Despite the high specificity and therapeutic potential of SSOs, their large-scale clinical application remains hindered by the difficulty of transporting these molecules across biological barriers to the nucleus of target cells. For this reason, research is still strongly focused on the development of efficient delivery systems, such as lipid and peptide conjugates, aimed at improving drug stability and tissue absorption [380].

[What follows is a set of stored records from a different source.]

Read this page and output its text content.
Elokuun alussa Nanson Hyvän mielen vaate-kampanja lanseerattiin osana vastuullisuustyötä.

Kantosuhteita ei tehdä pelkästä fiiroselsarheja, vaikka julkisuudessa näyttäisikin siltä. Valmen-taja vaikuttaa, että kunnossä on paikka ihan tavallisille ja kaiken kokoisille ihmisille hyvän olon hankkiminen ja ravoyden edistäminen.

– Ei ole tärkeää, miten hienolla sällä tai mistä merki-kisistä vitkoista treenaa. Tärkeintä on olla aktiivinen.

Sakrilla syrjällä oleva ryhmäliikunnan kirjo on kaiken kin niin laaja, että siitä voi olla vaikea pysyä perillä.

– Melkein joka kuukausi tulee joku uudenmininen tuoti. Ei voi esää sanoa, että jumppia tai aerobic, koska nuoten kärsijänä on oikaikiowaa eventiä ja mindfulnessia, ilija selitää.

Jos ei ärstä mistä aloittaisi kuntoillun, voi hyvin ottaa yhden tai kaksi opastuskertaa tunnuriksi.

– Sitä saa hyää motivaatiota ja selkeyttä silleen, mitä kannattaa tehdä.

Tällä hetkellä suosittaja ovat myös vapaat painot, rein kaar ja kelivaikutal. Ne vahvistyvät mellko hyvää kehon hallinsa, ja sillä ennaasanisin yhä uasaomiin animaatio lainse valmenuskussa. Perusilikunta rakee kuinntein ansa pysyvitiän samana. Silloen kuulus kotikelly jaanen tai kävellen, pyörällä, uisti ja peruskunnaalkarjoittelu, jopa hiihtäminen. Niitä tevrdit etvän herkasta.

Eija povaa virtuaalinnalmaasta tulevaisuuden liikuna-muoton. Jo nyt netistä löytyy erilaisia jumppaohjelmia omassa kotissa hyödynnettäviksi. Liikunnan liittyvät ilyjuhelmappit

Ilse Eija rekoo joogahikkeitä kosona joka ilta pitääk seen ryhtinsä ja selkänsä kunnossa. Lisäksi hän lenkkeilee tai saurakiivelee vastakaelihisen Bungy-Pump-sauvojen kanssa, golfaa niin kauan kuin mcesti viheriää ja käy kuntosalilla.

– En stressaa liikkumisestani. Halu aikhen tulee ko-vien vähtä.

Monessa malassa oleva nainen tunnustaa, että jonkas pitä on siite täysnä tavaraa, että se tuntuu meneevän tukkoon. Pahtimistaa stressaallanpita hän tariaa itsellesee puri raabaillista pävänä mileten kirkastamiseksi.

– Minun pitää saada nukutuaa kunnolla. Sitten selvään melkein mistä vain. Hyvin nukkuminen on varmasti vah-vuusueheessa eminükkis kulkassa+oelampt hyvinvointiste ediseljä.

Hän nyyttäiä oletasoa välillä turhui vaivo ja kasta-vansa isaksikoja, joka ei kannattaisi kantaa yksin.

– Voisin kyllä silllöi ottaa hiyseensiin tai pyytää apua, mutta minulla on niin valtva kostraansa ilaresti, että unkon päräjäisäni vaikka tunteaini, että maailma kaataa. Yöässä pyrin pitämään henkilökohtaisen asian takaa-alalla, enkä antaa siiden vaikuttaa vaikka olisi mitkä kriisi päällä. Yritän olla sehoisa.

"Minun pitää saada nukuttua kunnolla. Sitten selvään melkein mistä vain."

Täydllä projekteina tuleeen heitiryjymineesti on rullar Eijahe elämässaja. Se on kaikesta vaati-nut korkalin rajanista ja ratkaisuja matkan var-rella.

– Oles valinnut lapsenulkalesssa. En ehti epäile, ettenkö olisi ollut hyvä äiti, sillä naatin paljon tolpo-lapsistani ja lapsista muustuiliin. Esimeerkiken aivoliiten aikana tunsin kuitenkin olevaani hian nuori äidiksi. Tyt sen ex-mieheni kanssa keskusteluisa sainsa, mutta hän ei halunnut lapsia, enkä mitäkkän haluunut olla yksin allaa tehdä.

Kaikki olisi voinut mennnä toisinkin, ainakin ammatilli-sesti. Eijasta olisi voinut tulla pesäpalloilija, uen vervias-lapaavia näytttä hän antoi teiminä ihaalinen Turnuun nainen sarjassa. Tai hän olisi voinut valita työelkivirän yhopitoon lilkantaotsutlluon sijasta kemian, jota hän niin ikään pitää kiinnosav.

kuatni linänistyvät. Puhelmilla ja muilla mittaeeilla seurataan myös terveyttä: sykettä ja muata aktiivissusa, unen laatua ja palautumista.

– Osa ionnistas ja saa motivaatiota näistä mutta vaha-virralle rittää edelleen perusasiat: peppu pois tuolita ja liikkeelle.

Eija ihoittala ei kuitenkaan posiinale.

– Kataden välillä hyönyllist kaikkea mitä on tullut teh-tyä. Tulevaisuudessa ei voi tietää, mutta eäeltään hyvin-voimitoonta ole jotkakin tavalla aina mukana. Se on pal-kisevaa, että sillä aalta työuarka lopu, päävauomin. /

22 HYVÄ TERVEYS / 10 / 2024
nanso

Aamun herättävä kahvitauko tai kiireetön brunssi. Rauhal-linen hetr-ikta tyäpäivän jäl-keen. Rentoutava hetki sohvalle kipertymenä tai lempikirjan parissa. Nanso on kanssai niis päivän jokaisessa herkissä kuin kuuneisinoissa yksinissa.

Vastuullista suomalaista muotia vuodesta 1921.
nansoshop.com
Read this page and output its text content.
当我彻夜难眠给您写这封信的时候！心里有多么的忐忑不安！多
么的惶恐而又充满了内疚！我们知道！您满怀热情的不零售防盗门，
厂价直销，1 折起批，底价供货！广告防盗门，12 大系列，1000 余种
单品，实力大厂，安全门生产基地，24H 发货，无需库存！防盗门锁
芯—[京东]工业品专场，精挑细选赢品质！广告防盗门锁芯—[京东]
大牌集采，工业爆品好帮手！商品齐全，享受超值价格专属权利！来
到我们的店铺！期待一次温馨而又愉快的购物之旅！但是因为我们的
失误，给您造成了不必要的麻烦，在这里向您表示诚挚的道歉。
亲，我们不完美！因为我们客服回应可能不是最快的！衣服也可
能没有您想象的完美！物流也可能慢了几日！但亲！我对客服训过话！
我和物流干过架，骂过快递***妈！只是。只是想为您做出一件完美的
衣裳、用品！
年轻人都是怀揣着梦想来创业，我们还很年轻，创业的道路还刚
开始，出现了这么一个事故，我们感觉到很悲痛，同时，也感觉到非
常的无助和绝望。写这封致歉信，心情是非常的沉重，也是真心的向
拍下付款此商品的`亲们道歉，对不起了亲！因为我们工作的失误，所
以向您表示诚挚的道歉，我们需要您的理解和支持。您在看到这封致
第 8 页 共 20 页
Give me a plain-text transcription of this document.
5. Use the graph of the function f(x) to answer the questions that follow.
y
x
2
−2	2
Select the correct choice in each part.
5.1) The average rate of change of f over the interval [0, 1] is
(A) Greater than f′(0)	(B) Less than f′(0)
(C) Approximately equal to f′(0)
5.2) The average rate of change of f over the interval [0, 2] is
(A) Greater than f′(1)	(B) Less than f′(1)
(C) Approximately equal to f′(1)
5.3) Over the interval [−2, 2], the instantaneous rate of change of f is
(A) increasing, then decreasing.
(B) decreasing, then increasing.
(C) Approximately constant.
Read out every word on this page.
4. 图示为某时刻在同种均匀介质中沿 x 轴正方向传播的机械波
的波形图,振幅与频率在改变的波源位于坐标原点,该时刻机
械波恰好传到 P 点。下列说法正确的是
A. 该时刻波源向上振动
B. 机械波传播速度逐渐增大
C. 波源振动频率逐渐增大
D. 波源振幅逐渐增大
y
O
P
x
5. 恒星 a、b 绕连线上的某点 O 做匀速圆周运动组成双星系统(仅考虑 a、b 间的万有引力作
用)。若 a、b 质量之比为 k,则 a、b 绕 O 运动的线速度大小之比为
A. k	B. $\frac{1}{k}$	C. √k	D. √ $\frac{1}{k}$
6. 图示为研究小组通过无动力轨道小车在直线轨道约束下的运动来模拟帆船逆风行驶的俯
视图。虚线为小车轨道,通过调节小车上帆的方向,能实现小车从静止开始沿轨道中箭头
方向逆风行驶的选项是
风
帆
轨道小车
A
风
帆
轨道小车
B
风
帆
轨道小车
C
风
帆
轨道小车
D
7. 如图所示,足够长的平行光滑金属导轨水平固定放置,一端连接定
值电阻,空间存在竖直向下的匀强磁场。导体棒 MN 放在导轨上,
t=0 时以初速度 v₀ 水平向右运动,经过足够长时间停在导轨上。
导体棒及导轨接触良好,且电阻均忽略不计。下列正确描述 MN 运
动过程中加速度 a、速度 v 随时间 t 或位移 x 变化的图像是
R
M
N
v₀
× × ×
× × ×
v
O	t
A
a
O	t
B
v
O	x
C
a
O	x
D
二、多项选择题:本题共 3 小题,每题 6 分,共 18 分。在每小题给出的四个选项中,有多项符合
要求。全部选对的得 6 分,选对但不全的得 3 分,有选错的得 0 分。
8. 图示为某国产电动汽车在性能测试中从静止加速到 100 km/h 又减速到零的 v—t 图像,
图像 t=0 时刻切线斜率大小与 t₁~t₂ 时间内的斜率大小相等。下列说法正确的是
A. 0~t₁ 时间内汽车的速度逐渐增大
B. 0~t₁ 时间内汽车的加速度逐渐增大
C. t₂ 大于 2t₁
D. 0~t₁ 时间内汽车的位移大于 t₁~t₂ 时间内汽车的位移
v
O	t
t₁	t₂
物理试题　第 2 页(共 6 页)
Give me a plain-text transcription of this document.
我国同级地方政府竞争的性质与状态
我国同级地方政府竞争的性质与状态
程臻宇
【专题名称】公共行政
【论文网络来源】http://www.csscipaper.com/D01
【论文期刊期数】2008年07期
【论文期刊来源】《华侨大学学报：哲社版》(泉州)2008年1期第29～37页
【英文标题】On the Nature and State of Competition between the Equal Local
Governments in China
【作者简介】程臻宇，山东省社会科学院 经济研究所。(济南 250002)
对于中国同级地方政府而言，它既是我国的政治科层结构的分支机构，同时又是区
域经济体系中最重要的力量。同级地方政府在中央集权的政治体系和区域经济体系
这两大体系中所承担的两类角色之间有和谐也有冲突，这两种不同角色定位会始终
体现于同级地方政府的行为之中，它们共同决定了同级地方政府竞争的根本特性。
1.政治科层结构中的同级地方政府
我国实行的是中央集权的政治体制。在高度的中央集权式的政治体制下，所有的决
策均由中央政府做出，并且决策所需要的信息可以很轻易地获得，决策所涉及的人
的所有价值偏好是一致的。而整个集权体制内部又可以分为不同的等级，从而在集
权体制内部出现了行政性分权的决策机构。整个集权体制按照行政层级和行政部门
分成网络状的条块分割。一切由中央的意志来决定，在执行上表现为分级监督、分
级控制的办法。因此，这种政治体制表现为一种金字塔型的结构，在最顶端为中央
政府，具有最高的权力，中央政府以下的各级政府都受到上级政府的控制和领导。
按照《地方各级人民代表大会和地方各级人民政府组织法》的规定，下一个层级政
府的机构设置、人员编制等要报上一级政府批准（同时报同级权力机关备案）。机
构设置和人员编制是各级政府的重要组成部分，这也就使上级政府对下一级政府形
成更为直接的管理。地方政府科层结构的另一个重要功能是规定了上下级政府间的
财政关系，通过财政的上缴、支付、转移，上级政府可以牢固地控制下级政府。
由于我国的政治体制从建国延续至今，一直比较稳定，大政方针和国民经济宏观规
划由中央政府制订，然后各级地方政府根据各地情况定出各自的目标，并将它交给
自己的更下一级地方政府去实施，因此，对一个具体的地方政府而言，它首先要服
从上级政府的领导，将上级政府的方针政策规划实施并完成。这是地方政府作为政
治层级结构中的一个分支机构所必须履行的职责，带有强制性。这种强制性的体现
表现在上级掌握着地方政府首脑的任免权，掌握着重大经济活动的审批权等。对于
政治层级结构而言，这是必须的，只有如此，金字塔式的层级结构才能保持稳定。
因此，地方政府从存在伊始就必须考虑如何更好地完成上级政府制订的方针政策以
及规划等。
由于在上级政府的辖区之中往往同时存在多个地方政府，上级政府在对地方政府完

Although promising, the clinical use of splicing modulators, however, has challenges that include delivery, potential off-target toxicity and narrow therapeutic windows. Solid tumors exhibit high interstitial fluid pressures and inadequate vasculatures, reducing efficient delivery. Splicing modulators, furthermore, may also influence the splicing of normal genes, resulting in toxicity from unintended protein isoforms. High tumor cell adaptability may also bypass modulators by hijacking other splicing factors, or by rapid alterations in DNA methylation and epi-transcriptomics. These problems have prompted research into alternative splicing modulator chemistries and novel delivery systems, with progress reported in the development of small molecules with improved biodistribution and viral vectors that convey antisense sequences [381,382,383,384,385].

6. Conclusions

This review highlights the many ways oncogenic viruses hijack, corrupt and exploit host-cell splicing machinery to induce and promote aberrant splicing events that impact all of the hallmarks of cancer. They do this by either interacting directly with or influencing the expression and activity of major host-cell splicing factors, to regulate oncoviral protein production essential for viral replication, maintenance of viral genomes and immune evasion but also remodel host-cell alternatively spliced transcriptomes, generating aberrant isoforms that impact sustained proliferation, inactivate tumor suppressors and tumor suppressor signaling pathways, replicative immortality, tumor-associated angiogenesis, metabolic adaptation, genomic instability, immune evasion and tumor promoting inflammation. The complex molecular mechanisms by which different group 1 carcinogenic viruses influence the host-cell splicing machinery to reprogram host transcriptomes reveals potential splicing-centric vulnerabilities that could be exploited for therapeutic purposes by small molecules, antisense oligonucleotides and/or by CRISPR technology to block the expression of viral oncoproteins that hijack and corrupt the host-cell splicing machinery, to modify corrupted spliceosomes to counteract oncoprotein-induced changes in alternative splicing, and/or to inhibit specific aberrant host-cell tumor-driving oncogenes or oncogenic pathways, activated by oncovirus-induced alternative splicing.